Allo stesso modo, l’OPEC vede che l’arretrato dei progetti upstream, ritardato da blocchi e ondate di infezioni Covid-19, sta iniziando ad essere smaltito. Questo porta a un flusso costante di nuovi giacimenti che entrano in funzione in paesi e regioni come il Brasile, il Golfo del Messico, il Mare del Nord e il Kazakistan, mentre aumenta la produzione dei nuovi arrivati Guyana, Senegal e Uganda. La ripresa è stimolata anche da fondamentali favorevoli, “con una domanda in ripresa e mercati che chiedono a gran voce il greggio”.

Gli investitori mostrano in generale una maggiore disciplina rispetto agli anni precedenti. Stanno allocando più capitale per rendere più ecologiche le loro attività, investendo in tecnologie di cattura e stoccaggio del carbonio, idrogeno e altri progetti verdi.

Impatto della transizione energetica

Alcuni analisti sostengono inoltre che le aziende si stiano allontanando da progetti con lunghi periodi di ammortamento e lunghi cicli a causa della transizione energetica.
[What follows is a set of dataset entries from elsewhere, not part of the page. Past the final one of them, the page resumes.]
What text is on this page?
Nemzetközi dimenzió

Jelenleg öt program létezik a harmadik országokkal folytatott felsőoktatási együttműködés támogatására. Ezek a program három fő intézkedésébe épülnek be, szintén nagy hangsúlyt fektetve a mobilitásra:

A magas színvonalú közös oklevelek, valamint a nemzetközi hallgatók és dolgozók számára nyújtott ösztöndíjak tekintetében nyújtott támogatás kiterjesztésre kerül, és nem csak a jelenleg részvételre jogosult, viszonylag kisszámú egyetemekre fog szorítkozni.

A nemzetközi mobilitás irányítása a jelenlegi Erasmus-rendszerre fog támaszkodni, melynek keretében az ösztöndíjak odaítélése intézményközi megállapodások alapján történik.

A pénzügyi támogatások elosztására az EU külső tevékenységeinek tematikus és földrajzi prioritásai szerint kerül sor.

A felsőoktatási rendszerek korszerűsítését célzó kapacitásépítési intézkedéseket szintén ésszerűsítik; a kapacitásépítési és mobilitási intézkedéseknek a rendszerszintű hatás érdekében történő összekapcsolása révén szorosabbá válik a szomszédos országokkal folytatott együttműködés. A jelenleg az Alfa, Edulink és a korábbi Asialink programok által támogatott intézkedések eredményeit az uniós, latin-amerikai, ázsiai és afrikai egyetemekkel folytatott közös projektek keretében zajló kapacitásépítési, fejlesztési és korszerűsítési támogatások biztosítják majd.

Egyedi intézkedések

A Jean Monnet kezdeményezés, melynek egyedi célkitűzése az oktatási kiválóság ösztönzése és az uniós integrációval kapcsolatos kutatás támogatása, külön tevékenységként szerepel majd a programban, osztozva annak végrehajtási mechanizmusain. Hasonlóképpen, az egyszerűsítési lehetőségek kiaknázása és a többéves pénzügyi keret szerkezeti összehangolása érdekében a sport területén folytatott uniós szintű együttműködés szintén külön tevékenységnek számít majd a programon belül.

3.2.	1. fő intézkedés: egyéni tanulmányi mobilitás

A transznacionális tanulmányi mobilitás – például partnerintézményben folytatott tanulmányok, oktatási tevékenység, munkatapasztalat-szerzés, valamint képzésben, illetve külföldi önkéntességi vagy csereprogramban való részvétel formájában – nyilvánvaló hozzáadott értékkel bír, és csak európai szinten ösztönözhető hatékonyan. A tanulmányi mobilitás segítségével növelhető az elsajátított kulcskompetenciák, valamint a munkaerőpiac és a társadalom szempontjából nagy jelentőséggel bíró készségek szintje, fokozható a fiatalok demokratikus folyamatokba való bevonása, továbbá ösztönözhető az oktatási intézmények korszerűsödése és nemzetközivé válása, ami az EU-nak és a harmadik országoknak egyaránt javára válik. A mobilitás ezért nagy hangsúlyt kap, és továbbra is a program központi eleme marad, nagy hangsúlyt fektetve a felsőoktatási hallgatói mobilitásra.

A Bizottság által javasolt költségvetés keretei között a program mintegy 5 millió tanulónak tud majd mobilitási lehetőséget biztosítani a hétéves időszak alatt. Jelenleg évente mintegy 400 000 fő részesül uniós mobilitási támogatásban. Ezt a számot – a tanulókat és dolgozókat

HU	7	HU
Tuttavia, secondo la Direzione Petrolifera Norvegese, diverse compagnie hanno adeguato il rendimento richiesto per le attività upstream a circa il 20% per garantire, attraverso il razionamento del capitale, che vengano realizzate solo le opportunità di investimento con il rendimento più elevato.

Robert Pindyck, economista del Massachusetts Institute of Technology, ha affermato che: “il comportamento di investimento delle imprese, delle industrie e dei Paesi rimane poco compreso. I modelli econometrici hanno avuto un successo limitato nello spiegare e prevedere i cambiamenti nella spesa per investimenti”. Conosceremo l’impatto degli investimenti nel settore del petrolio e del gas sulla futura capacità produttiva solo a posteriori, quando avremo tutti i fatti.

Fatti e cifre

Dati sugli investimenti energetici

  • Si prevede che gli investimenti in energia pulita supereranno i 1.400 miliardi di dollari nel 2022, rappresentando quasi i tre quarti della crescita degli investimenti energetici complessivi (IEA).
  • La spesa futura richiesta per l’upstream è di 400 miliardi di dollari in media tra il 2026 e il 2030 (OPEC).
  • Un aumento del 10% dei prezzi del petrolio e del gas fa aumentare gli investimenti globali del 3% nello stesso anno e del 5% dopo due anni, cumulativamente (FMI).
  • Tre quarti delle riduzioni di CO2 derivanti da una mitigazione efficiente a livello globale nel prossimo decennio deriverebbero dalla riduzione dell’uso del carbone piuttosto che del petrolio e del gas (FMI). Secondo le proiezioni, l’industria upstream globale genererà i flussi di cassa liberi più alti di sempre, pari a 1.400 miliardi di dollari entro la fine del 2022 (Deloitte).